Не станем упрекать Германа за то, что он, подобно другому герою Достоевского, «возвращает Творцу билет». Забавно и то, что 33 года спустя, в предисловии к английскому изданию «Отчаяния», Набоков еще раз напоминает о посмертном местопребывании Германа:
Герман и Гумберт сходны лишь в том смысле, в каком два дракона, нарисованные одним художником в разные периоды его жизни, напоминают друг друга. Оба они — негодяи и психопаты, но все же есть в раю зеленая аллея, где Гумберту позволено раз в год побродить в сумерках. Германа же ад никогда не помилует.{103}
В отвлеченном смысле «Отчаяние» можно, конечно, прочитать как пародию на романы Достоевского. В «Отчаянии» переплетаются темы двойничества, преступления и наказания, надрыва и бунта, есть целый ряд прямых и косвенных намеков на автора «Двойника», «Записок из подполья», «Преступления и наказания» и «Братьев Карамазовых». Но, по-моему, вряд ли в «густом психологизме» Достоевского следует искать корни «Отчаяния» и его автора, наиболее антипсихологичного из писателей. В романе есть лишь пародийные отклики на Достоевского, которого Набоков, как известно, недолюбливал. Истинные корни «Отчаяния» надо искать скорее в другой, не русской литературной традиции, в традиции «убийства как искусства».
3. Убийство как искусство
Убийство, воспринятое как искусство, — известное понятие в истории эстетики. В XIX веке английский писатель Де Квинси написал свое знаменитое эссе «Убийство как одно из изящных искусств», в котором разработаны теоретические предпосылки этого нового вида искусства. Убийство здесь рассматривается как художественное произведение. Этические соображения уступают место чисто эстетическим критериям. В духе «эстетики безобразного» Де Квинси рассматривает такие отталкивающие явления, как, например, язву желудка или моральную извращенность, как эстетические объекты:
Истина, однако, заключается в том, что, невзирая на свою предосудительность per se[6] — в сравнении с другими представителями своего класса, и вор и язва вполне могут обладать бесчисленными градациями достоинств. Сами по себе и вор и язва являются изъянами, это справедливо; но поскольку сущность их состоит в совершенстве, то именно непомерное совершенство и превращает их в нечто совершенное.{104}
Основоположником этого нового жанра — «убийства как искусства», согласно Де Квинси, является Каин:
Как изобретатель убийства и основоположник данного вида искусства, Каин был, по-видимому, выдающимся гением.{105}
Согласно Де Квинси, убийца — это художник, а убийство — его художественное произведение. Герман в самом начале романа повторяет аналогичную мысль.

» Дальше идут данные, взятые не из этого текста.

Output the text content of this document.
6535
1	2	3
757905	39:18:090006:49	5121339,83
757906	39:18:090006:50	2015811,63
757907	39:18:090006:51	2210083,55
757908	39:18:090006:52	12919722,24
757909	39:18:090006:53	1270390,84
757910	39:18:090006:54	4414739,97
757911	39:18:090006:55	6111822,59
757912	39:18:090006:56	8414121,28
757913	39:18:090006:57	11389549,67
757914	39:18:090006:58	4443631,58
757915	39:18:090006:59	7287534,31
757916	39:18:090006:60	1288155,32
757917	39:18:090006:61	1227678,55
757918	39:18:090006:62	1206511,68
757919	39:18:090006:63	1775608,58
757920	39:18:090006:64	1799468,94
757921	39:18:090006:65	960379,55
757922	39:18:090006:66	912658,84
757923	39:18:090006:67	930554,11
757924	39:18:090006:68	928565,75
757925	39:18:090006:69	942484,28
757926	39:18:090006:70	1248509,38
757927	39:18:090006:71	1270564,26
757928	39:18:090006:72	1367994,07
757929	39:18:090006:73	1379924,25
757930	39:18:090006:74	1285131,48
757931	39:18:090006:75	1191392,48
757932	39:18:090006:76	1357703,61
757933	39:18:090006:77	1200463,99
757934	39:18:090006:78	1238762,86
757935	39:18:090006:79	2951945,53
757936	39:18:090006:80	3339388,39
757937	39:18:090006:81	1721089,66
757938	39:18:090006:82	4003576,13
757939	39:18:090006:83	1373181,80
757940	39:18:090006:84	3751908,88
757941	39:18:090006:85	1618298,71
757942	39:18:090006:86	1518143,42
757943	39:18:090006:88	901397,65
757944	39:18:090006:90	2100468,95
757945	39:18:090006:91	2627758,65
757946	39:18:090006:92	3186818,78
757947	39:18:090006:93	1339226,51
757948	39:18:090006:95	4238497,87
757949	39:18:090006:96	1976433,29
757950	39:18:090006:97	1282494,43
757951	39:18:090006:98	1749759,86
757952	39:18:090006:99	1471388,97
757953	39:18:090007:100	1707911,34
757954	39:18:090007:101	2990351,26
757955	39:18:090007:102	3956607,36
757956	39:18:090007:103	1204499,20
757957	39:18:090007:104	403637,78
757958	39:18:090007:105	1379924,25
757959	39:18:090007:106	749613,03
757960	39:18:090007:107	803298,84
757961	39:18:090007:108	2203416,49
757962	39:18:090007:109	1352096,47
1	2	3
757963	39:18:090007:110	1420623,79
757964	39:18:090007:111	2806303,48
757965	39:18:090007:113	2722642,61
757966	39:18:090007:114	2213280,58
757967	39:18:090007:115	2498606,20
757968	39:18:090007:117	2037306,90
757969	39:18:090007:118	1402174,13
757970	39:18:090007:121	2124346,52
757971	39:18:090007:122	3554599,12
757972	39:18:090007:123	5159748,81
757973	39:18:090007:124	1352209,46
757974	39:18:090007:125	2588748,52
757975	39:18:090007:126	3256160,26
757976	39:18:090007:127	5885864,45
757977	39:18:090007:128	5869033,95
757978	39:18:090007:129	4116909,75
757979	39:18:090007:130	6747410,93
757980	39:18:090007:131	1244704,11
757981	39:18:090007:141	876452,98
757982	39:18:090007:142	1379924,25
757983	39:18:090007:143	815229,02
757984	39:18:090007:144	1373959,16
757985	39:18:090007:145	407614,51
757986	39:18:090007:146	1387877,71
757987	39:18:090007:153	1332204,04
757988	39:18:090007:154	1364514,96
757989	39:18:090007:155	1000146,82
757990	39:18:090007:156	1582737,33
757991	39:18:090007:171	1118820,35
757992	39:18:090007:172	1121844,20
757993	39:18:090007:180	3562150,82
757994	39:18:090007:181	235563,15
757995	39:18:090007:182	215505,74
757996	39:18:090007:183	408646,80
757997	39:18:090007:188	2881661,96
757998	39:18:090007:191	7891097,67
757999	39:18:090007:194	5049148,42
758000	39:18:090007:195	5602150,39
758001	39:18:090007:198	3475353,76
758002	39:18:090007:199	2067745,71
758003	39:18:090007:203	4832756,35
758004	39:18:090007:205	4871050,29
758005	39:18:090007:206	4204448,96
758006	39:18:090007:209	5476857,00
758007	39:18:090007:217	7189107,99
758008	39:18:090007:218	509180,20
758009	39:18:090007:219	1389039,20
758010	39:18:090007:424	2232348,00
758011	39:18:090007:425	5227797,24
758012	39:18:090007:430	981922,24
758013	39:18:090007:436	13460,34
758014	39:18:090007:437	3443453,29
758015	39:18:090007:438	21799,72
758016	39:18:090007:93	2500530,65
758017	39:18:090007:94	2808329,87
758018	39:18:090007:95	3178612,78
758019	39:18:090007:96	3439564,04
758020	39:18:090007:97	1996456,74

Тут я сравнил бы нарушителя того закона, который запрещает проливать красненькое, с поэтом, с артистом…
(III, 397)
Интерпретация убийства как искусства неоднократно повторяется в «Отчаянии»:
Поговорим о преступлениях, об искусстве преступления…
(III, 470)
Если правильно задумано и выполнено дело, сила искусства такова, что, явись преступник на другой день с повинной, ему бы никто не поверил, — настолько вымысел искусства правдивее жизненной правды.
(III, 471)
Герман — «непонятый поэт» (III, 505), «гениальный новичок» (III, 506) в этом жанре, задумавший сотворить совершенное в эстетическом смысле убийство. Де Квинси тоже пишет о сложностях, связанных с непогрешимым исполнением такого произведения искусства, как совершенное убийство:
…ни один художник не может быть уверен, что ему удастся вполне осуществить свой предварительный замысел. Возникают различные препятствия: жертвы не выказывают должного хладнокровия, когда к их горлу подступают с ножом: они пытаются бежать, брыкаются, начинают кусаться; и если художники-портретисты нередко жалуются на скованность своих моделей, то представители нашего жанра сталкиваются, как правило, с излишней живостью повадки.{106}
Это перекликается с аналогичным образом в «Отчаянии»:
…смерть — это покой лица, художественное его совершенство; жизнь только портила мне двойника: так ветер туманит счастье Нарцисса, так входит ученик в отсутствие художника и непрошенной игрой лишних красок искажает мастером написанный портрет.
(III, 405)
Можно сказать, что Герман решил преодолеть обе сложности, о которых говорит Де Квинси. Изысканной идеей сотрудничества между жертвой и убийцей он сводит на нет «различные препятствия». Умертвив свою жертву, т. е. устранив таким образом «излишнюю живость», Герман-художник придает своей модели абсолютную неподвижность, необходимую для успешного завершения художественного произведения, книги. Следующие слова, которые Г. Адамович написал о Набокове, как нельзя лучше характеризуют самого Германа:
Люди, о которых рассказывает Набоков, очерчены в высшей степени метко, но — как у Гоголя — им чего-то недостает, чего-то неуловимого и важнейшего: последнего дуновения, или, может быть, проще — души. Оттого, вероятно, снимок так и отчетлив, что он сделан с мертвой, неподвижной натуры, с безупречно разрисованных и остроумнейшим образом расставленных кукол, с какой-то идеальной магазинной витрины, но не с живого мира, где нет ни этого механического блеска, ни этой непрерывной игры завязок и развязок.{107}
Последовательно применяя принцип «убийства как искусства», Герман пишет свое произведение с мертвой модели, и, следовательно, мир, который он таким образом создает, — это мертвый, зеркальный, косный космос повести. В этом смысле «Отчаяние» является полной реализацией сравнения «убийство как искусство», причем это сравнение Де Квинси переводится Набоковым в метафору. Вместо сравнительной частицы «как» Набоков ставит между убийством и искусством знак равенства и, в свою очередь, делает убийцу Германа настоящим писателем, художником.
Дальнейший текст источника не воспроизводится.